Conformal inference for regression on Riemannian Manifolds
This work addresses the need for reliable uncertainty quantification in regression for non-Euclidean data, such as circular or covariance matrix data, which is incremental as it extends existing conformal inference methods to manifolds.
The paper tackles the problem of constructing prediction sets for regression when the response variable lies on a Riemannian manifold, extending conformal inference to this non-Euclidean context, and demonstrates its efficiency through simulations and real-world data analysis.

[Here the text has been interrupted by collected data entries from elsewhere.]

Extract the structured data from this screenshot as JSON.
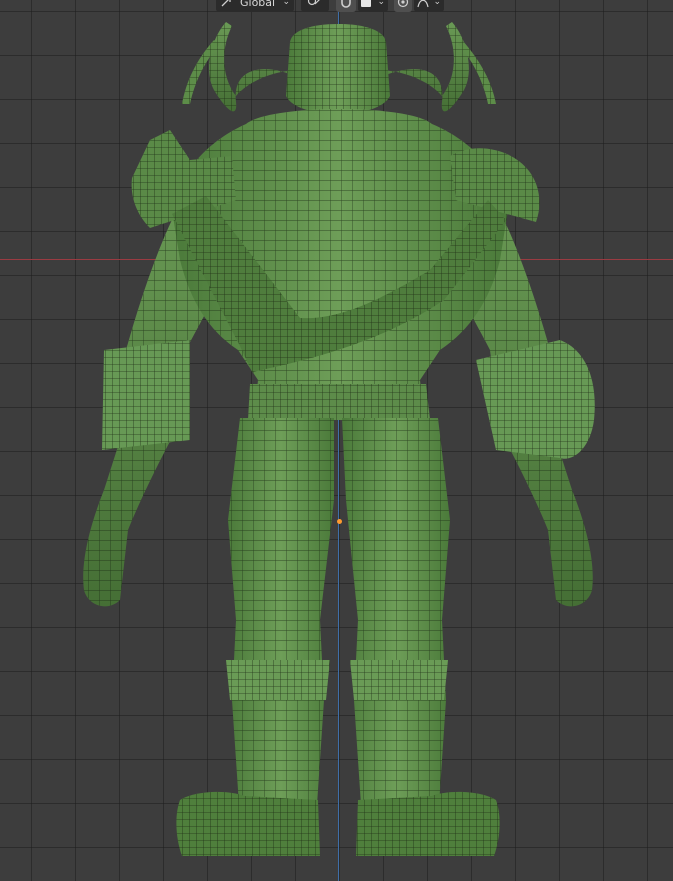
{
  "viewport_header": {
    "orientation_label": "Global",
    "orientation_chevron": "⌄",
    "snap_chevron": "⌄",
    "proportional_chevron": "⌄"
  },
  "colors": {
    "background": "#3d3d3d",
    "grid": "#2f2f2f",
    "x_axis": "#9a3b42",
    "z_axis": "#3f6fa8",
    "mesh_fill": "#5f8f4c",
    "mesh_wire": "#1b2a14",
    "origin_point": "#ff9a2f"
  },
  "icons": {
    "orientation": "transform-orientation-icon",
    "pivot": "transform-pivot-icon",
    "snap": "snap-magnet-icon",
    "snap_target": "snap-target-icon",
    "proportional": "proportional-editing-icon",
    "falloff": "falloff-curve-icon"
  }
}
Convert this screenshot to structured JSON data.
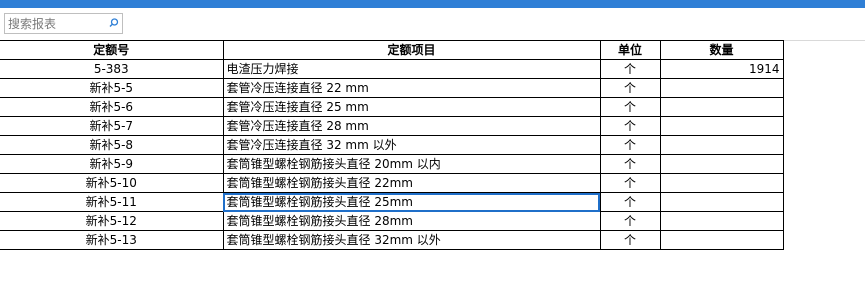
{
  "search": {
    "placeholder": "搜索报表"
  },
  "table": {
    "headers": {
      "code": "定额号",
      "item": "定额项目",
      "unit": "单位",
      "qty": "数量"
    },
    "rows": [
      {
        "code": "5-383",
        "item": "电渣压力焊接",
        "unit": "个",
        "qty": "1914"
      },
      {
        "code": "新补5-5",
        "item": "套管冷压连接直径 22 mm",
        "unit": "个",
        "qty": ""
      },
      {
        "code": "新补5-6",
        "item": "套管冷压连接直径 25 mm",
        "unit": "个",
        "qty": ""
      },
      {
        "code": "新补5-7",
        "item": "套管冷压连接直径 28 mm",
        "unit": "个",
        "qty": ""
      },
      {
        "code": "新补5-8",
        "item": "套管冷压连接直径 32 mm 以外",
        "unit": "个",
        "qty": ""
      },
      {
        "code": "新补5-9",
        "item": "套筒锥型螺栓钢筋接头直径 20mm 以内",
        "unit": "个",
        "qty": ""
      },
      {
        "code": "新补5-10",
        "item": "套筒锥型螺栓钢筋接头直径 22mm",
        "unit": "个",
        "qty": ""
      },
      {
        "code": "新补5-11",
        "item": "套筒锥型螺栓钢筋接头直径 25mm",
        "unit": "个",
        "qty": ""
      },
      {
        "code": "新补5-12",
        "item": "套筒锥型螺栓钢筋接头直径 28mm",
        "unit": "个",
        "qty": ""
      },
      {
        "code": "新补5-13",
        "item": "套筒锥型螺栓钢筋接头直径 32mm 以外",
        "unit": "个",
        "qty": ""
      }
    ]
  },
  "colors": {
    "accent": "#2f7fd6",
    "selection": "#1f6fc9"
  }
}
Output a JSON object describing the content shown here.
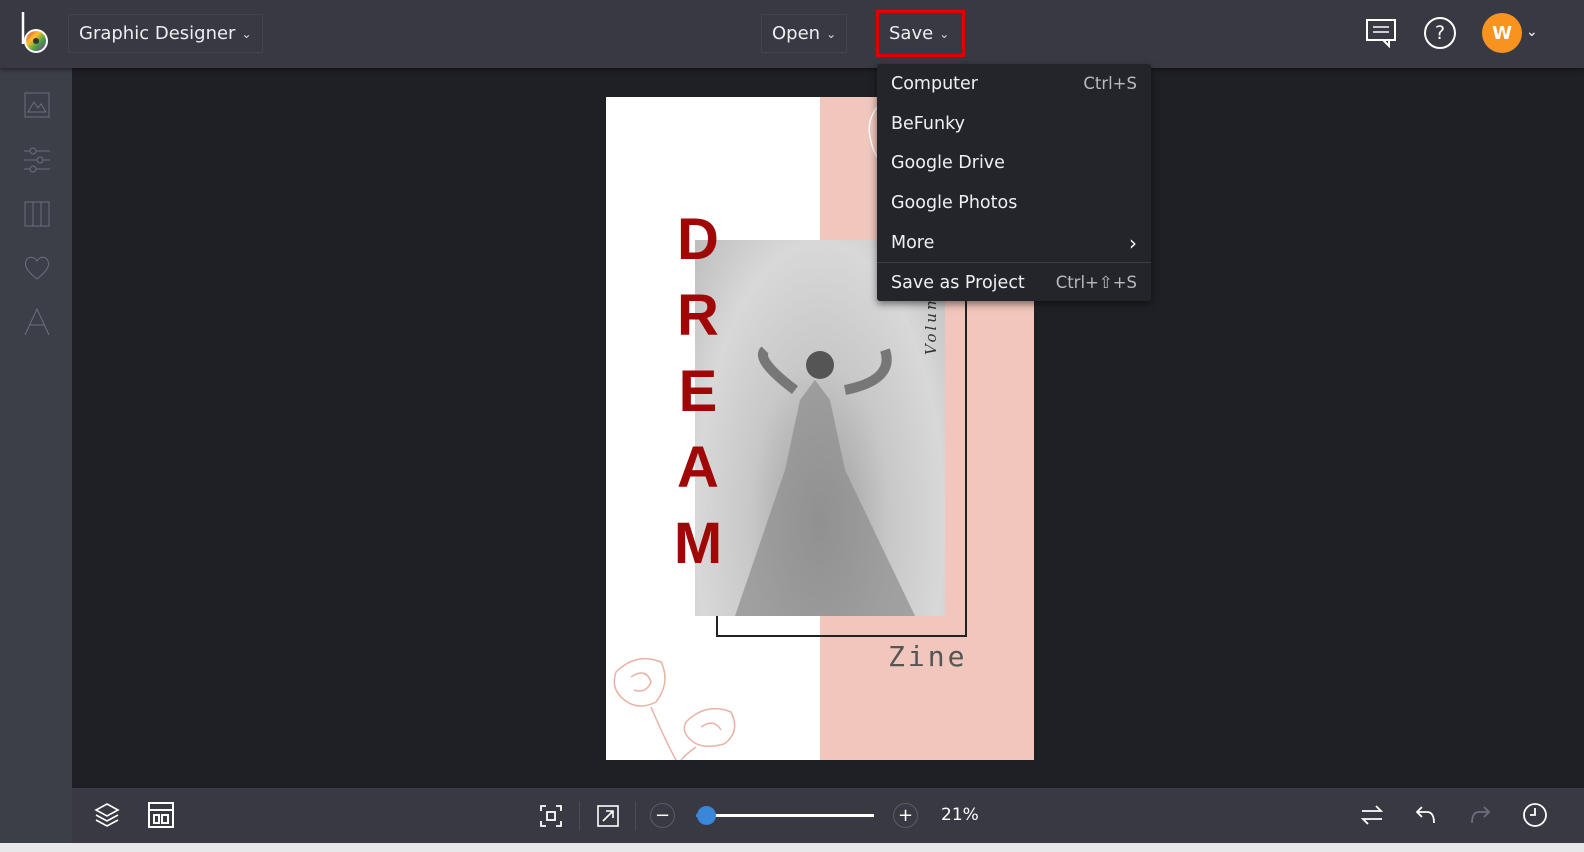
{
  "header": {
    "app_menu": "Graphic Designer",
    "open_label": "Open",
    "save_label": "Save",
    "avatar_initial": "W"
  },
  "save_menu": {
    "items": [
      {
        "label": "Computer",
        "shortcut": "Ctrl+S"
      },
      {
        "label": "BeFunky",
        "shortcut": ""
      },
      {
        "label": "Google Drive",
        "shortcut": ""
      },
      {
        "label": "Google Photos",
        "shortcut": ""
      },
      {
        "label": "More",
        "shortcut": "›"
      },
      {
        "label": "Save as Project",
        "shortcut": "Ctrl+⇧+S"
      }
    ]
  },
  "sidebar": {
    "items": [
      "image-manager",
      "edit",
      "layouts",
      "graphics",
      "text"
    ]
  },
  "canvas": {
    "letters": [
      "D",
      "R",
      "E",
      "A",
      "M"
    ],
    "subtitle": "Zine",
    "vertical_text": "Volume"
  },
  "footer": {
    "zoom_label": "21%",
    "zoom_value": 21
  },
  "colors": {
    "accent": "#3a86d8",
    "highlight": "#e00000",
    "avatar": "#f7931e",
    "title_red": "#a00808"
  }
}
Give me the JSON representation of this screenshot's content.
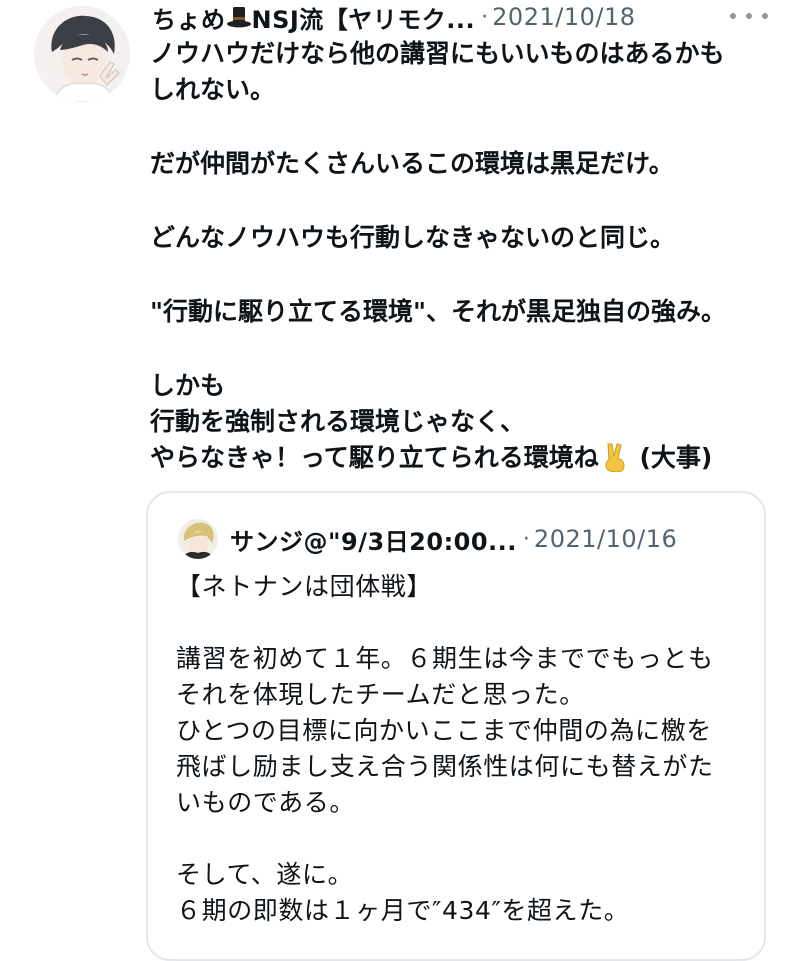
{
  "tweet": {
    "author": {
      "display_name": "ちょめ",
      "name_suffix": "NSJ流【ヤリモク...",
      "avatar_icon": "avatar-illustration"
    },
    "date": "2021/10/18",
    "separator": "·",
    "more_icon": "more-horizontal-icon",
    "lines": [
      "ノウハウだけなら他の講習にもいいものはあるかも",
      "しれない。",
      "",
      "だが仲間がたくさんいるこの環境は黒足だけ。",
      "",
      "どんなノウハウも行動しなきゃないのと同じ。",
      "",
      "\"行動に駆り立てる環境\"、それが黒足独自の強み。",
      "",
      "しかも",
      "行動を強制される環境じゃなく、"
    ],
    "last_line_before_emoji": "やらなきゃ！って駆り立てられる環境ね",
    "last_line_after_emoji": " (大事)"
  },
  "quote": {
    "author": {
      "display_name": "サンジ@\"9/3日20:00...",
      "avatar_icon": "avatar-illustration"
    },
    "separator": "·",
    "date": "2021/10/16",
    "lines": [
      "【ネトナンは団体戦】",
      "",
      "講習を初めて１年。６期生は今まででもっとも",
      "それを体現したチームだと思った。",
      "ひとつの目標に向かいここまで仲間の為に檄を",
      "飛ばし励まし支え合う関係性は何にも替えがた",
      "いものである。",
      "",
      "そして、遂に。",
      "６期の即数は１ヶ月で″434″を超えた。"
    ]
  },
  "colors": {
    "text": "#0f1419",
    "secondary": "#536471",
    "border": "#e3e7ea"
  }
}
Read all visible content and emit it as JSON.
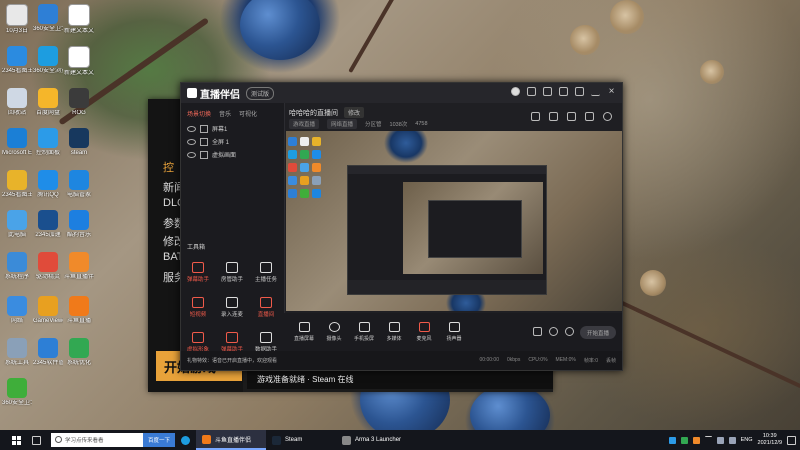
{
  "desktop_icons": [
    {
      "label": "10月3日",
      "color": "#e8e8e8"
    },
    {
      "label": "360安全卫士",
      "color": "#2e7fd6"
    },
    {
      "label": "新建文本文档",
      "color": "#ffffff"
    },
    {
      "label": "2345看图王",
      "color": "#2b8be0"
    },
    {
      "label": "360安全浏览器",
      "color": "#1d9de0"
    },
    {
      "label": "新建文本文档",
      "color": "#ffffff"
    },
    {
      "label": "回收站",
      "color": "#cfd8e4"
    },
    {
      "label": "百度网盘",
      "color": "#f5b62a"
    },
    {
      "label": "ROG",
      "color": "#3b3b3b"
    },
    {
      "label": "Microsoft Edge",
      "color": "#1b7fd6"
    },
    {
      "label": "控制面板",
      "color": "#2c9be8"
    },
    {
      "label": "steam",
      "color": "#17385e"
    },
    {
      "label": "2345看图王",
      "color": "#e8b32a"
    },
    {
      "label": "腾讯QQ",
      "color": "#1f8de8"
    },
    {
      "label": "电脑管家",
      "color": "#1e86e0"
    },
    {
      "label": "此电脑",
      "color": "#4aa3e8"
    },
    {
      "label": "2345加速",
      "color": "#1a4f8e"
    },
    {
      "label": "酷狗音乐",
      "color": "#1d7fe0"
    },
    {
      "label": "系统程序",
      "color": "#3b8bd8"
    },
    {
      "label": "驱动精灵",
      "color": "#e04b3a"
    },
    {
      "label": "斗鱼直播伴侣",
      "color": "#f08a2a"
    },
    {
      "label": "网络",
      "color": "#3a8ce0"
    },
    {
      "label": "GameViewer",
      "color": "#e8a020"
    },
    {
      "label": "斗鱼直播",
      "color": "#f07a1a"
    },
    {
      "label": "系统工具",
      "color": "#8aa0b8"
    },
    {
      "label": "2345软件管家",
      "color": "#2d7fd6"
    },
    {
      "label": "系统优化",
      "color": "#32a852"
    },
    {
      "label": "360安全卫士",
      "color": "#3fae3a"
    }
  ],
  "launcher": {
    "menu": [
      "控",
      "新闻",
      "DLC",
      "参数",
      "修改",
      "BAT",
      "服务"
    ],
    "play_label": "开始游戏",
    "status_text": "游戏准备就绪 · Steam 在线"
  },
  "app": {
    "title": "直播伴侣",
    "version": "测试版",
    "left_tabs": [
      "场景切换",
      "音乐",
      "可视化"
    ],
    "scenes": [
      "屏幕1",
      "全屏 1",
      "虚拟画面"
    ],
    "tools_header": "工具箱",
    "tools": [
      {
        "label": "弹幕助手",
        "red": true
      },
      {
        "label": "房管助手",
        "red": false
      },
      {
        "label": "主播任务",
        "red": false
      },
      {
        "label": "短视频",
        "red": true
      },
      {
        "label": "录入连麦",
        "red": false
      },
      {
        "label": "直播间",
        "red": true
      },
      {
        "label": "虚拟形象",
        "red": true
      },
      {
        "label": "弹幕助手",
        "red": true
      },
      {
        "label": "数据助手",
        "red": false
      }
    ],
    "room_title": "哈哈哈的直播间",
    "room_tag": "修改",
    "info": [
      "游戏直播",
      "网络直播",
      "分区管",
      "1038次",
      "4758"
    ],
    "controls": [
      {
        "label": "直播屏幕",
        "shape": "square"
      },
      {
        "label": "摄像头",
        "shape": "round"
      },
      {
        "label": "手机投屏",
        "shape": "square"
      },
      {
        "label": "多媒体",
        "shape": "square"
      },
      {
        "label": "麦克风",
        "shape": "mic"
      },
      {
        "label": "扬声器",
        "shape": "square"
      }
    ],
    "start_live": "开始直播",
    "notice": "礼物特效：语音已开启直播中，欢迎观看",
    "stats": [
      "00:00:00",
      "0kbps",
      "CPU:0%",
      "MEM:0%",
      "帧率:0",
      "丢帧"
    ]
  },
  "taskbar": {
    "search_placeholder": "学习点传来看看",
    "baidu_label": "百度一下",
    "apps": [
      {
        "label": "斗鱼直播伴侣",
        "color": "#f07a1a",
        "active": true
      },
      {
        "label": "Steam",
        "color": "#1b2838",
        "active": false
      },
      {
        "label": "Arma 3 Launcher",
        "color": "#888888",
        "active": false
      }
    ],
    "lang": "ENG",
    "time": "10:39",
    "date": "2021/12/9"
  }
}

Regression on manifolds, and, more broadly, statistics on manifolds, has garnered significant importance in recent years due to the vast number of applications for non Euclidean data. Circular data is a classic example, but so is data in the space of covariance matrices, data on the Grassmannian manifold obtained as a result of principal component analysis, among many others. In this work we investigate prediction sets for regression scenarios when the response variable, denoted by $Y$, resides in a manifold, and the covariable, denoted by $X$, lies in an Euclidean space. This extends the concepts delineated in \cite{waser14} to this novel context. Aligning with traditional principles in conformal inference, these prediction sets are distribution-free, indicating that no specific assumptions are imposed on the joint distribution of $(X,Y)$, and they maintain a non-parametric character. We prove the asymptotic almost sure convergence of the empirical version of these regions on the manifold to their population counterparts. The efficiency of this method is shown through a comprehensive simulation study and an analysis involving real-world data.